Tell us about the 1952 Ferrari
A customer in the US asked us to look after his 1952 Ferrari 225 for the Goodwood Revival. The car had been given a fresh engine build and a check over in the US, but when we fired it up a day before the race, a conrod came out of the side of the engine. This part moves the pistons up and down so the prognosis was terminal. Unfortunately, upon stripping the fresh engine we found that every nut and bolt inside the engine had been left loose during the original rebuild. Needless to say, we missed the event, but the customer asked if we could get the car race-ready for the Monaco Historic Grand Prix. We had eight weeks to turn things around.
What happened next?
This is where we were able to demonstrate our expertise. We scanned the piston on a Thursday morning using the HandySCAN, modelled the scan data in Geomagic Design X then transferred it live into SOLIDWORKS. Our chosen manufacturer uses SOLIDWORKS for modelling where, if needed, they could tweak the design. eDrawings and part files flew back and forth, but by the Monday morning the 12 pistons went into production and we had the new pistons in our hands three weeks later.
We also used SOLIDWORKS to remodel two distributors on the Ferrari, which were causing problems with the ignition system. We remodeled every single component in the same way and sent all the parts out to different manufacturers.
The parts had only ever been together on the screen in SOLIDWORKS, but when they all arrived they all fitted together perfectly the first time – just as I knew they would. The car drove magnificently in Monaco and after a quick check-up back in the UK, it was delivered to Heathrow for its flight back to the US.

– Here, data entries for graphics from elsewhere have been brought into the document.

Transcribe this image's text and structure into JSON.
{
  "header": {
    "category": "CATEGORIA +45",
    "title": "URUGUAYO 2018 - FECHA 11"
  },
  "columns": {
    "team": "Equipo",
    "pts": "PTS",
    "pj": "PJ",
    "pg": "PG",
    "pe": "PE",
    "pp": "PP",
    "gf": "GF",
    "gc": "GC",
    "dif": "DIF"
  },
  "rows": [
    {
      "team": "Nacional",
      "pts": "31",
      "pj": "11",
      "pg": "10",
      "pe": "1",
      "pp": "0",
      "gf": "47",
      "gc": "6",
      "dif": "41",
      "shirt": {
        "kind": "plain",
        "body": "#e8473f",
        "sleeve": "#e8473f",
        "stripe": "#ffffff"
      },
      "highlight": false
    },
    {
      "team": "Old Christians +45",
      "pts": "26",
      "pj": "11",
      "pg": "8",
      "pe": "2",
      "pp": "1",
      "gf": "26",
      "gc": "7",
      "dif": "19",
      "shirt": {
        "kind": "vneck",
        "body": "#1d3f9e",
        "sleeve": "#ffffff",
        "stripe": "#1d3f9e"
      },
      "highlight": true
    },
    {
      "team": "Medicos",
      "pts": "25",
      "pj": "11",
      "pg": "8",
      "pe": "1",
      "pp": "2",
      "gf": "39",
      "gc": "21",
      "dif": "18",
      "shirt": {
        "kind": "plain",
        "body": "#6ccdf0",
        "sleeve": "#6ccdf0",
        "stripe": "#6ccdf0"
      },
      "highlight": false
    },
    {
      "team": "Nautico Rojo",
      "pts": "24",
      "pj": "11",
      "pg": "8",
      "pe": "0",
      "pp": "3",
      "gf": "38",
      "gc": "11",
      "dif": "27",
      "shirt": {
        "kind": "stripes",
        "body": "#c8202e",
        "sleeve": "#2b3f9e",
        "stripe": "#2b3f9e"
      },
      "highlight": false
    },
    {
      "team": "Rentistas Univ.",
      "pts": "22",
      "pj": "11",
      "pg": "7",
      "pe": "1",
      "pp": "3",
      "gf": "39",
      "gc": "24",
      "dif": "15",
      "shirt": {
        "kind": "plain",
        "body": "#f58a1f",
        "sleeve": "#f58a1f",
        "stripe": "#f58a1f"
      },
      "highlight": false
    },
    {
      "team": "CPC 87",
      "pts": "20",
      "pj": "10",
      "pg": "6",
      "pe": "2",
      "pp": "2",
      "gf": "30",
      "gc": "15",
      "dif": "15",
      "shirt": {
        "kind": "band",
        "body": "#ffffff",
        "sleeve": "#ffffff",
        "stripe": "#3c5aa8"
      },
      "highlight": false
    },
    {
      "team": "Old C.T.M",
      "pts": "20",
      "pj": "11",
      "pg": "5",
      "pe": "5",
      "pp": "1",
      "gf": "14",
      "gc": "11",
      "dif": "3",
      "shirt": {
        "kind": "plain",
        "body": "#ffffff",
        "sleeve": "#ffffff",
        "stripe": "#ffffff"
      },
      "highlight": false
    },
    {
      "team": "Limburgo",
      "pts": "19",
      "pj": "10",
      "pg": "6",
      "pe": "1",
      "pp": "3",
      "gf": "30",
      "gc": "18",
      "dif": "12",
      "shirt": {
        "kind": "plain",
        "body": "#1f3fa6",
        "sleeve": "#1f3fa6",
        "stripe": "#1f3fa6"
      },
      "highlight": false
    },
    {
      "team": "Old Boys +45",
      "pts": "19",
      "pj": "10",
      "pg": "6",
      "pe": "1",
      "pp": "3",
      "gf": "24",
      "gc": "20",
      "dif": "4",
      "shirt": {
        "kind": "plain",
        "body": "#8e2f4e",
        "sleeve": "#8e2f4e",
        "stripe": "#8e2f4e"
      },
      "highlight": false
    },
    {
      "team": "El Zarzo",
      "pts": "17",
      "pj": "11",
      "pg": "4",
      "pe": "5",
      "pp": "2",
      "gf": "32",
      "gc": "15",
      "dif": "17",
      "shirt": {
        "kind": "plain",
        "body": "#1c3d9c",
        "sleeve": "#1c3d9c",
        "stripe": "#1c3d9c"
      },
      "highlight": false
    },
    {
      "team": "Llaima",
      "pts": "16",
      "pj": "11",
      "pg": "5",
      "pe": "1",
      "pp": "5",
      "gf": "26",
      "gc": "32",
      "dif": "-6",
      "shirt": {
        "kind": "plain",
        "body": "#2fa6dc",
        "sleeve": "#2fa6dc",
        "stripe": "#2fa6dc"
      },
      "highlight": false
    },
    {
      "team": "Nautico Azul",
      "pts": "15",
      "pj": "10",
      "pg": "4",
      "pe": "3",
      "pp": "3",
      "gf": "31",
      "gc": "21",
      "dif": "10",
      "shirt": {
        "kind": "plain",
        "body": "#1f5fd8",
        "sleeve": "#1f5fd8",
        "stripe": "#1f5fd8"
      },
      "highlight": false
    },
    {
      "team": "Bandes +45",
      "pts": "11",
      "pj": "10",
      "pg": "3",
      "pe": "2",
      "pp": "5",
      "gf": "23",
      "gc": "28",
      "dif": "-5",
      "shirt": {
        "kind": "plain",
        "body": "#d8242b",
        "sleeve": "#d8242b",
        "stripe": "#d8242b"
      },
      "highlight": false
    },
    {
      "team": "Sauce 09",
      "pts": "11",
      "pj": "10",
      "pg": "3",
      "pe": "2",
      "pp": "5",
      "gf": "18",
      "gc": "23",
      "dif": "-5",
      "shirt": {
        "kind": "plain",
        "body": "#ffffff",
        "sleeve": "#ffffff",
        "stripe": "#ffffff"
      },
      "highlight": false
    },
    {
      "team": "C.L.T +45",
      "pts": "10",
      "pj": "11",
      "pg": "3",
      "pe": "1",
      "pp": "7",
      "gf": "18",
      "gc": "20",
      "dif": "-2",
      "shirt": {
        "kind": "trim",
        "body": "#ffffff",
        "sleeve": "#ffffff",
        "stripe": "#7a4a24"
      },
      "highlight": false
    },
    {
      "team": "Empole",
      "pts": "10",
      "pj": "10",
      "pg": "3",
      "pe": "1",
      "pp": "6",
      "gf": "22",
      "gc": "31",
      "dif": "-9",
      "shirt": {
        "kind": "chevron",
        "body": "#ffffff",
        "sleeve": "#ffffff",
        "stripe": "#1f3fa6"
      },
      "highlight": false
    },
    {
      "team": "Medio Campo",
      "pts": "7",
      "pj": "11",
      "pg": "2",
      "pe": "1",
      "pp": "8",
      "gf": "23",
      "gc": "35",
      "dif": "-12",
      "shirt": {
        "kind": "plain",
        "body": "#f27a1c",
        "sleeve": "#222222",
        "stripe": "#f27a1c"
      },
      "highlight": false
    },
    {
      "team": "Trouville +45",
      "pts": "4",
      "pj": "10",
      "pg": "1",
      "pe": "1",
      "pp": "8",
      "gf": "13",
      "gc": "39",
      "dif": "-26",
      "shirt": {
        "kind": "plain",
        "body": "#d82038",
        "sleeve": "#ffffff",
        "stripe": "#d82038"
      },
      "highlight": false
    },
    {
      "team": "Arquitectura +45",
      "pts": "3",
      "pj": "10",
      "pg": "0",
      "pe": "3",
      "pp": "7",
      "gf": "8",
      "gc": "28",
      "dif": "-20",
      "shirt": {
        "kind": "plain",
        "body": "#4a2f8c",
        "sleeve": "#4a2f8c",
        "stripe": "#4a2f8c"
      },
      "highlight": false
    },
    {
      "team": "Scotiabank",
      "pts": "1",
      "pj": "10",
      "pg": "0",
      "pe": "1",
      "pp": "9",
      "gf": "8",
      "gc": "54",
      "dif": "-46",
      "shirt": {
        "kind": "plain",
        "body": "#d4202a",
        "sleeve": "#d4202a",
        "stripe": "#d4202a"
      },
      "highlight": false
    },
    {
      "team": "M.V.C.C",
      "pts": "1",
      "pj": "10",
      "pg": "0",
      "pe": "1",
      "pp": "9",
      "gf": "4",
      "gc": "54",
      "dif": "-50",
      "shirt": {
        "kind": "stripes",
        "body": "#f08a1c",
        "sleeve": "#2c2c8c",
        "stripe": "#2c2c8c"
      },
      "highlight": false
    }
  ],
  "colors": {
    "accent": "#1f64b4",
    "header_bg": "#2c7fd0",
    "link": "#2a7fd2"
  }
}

How is SOLIDWORKS helping you?
We use other pieces of software, but always come back to SOLIDWORKS because we simply couldn’t operate without it. When I worked for a Porsche Supercup racing team, I’d seen the guys next door use CATIA on their Le Mans LMP project and thought it would be painfully difficult for a CAD newbie like me to come in and use it.
I then discovered SOLIDWORKS 3D CAD, which was very easy and quick to learn. I have been using Geomagic Design X in real world projects for the past couple of years and between the two products, RSL has achieved a huge amount of success – especially the 2D drawing facility. In fact, I can confidently say that I don’t believe there is a more complete package on the current market.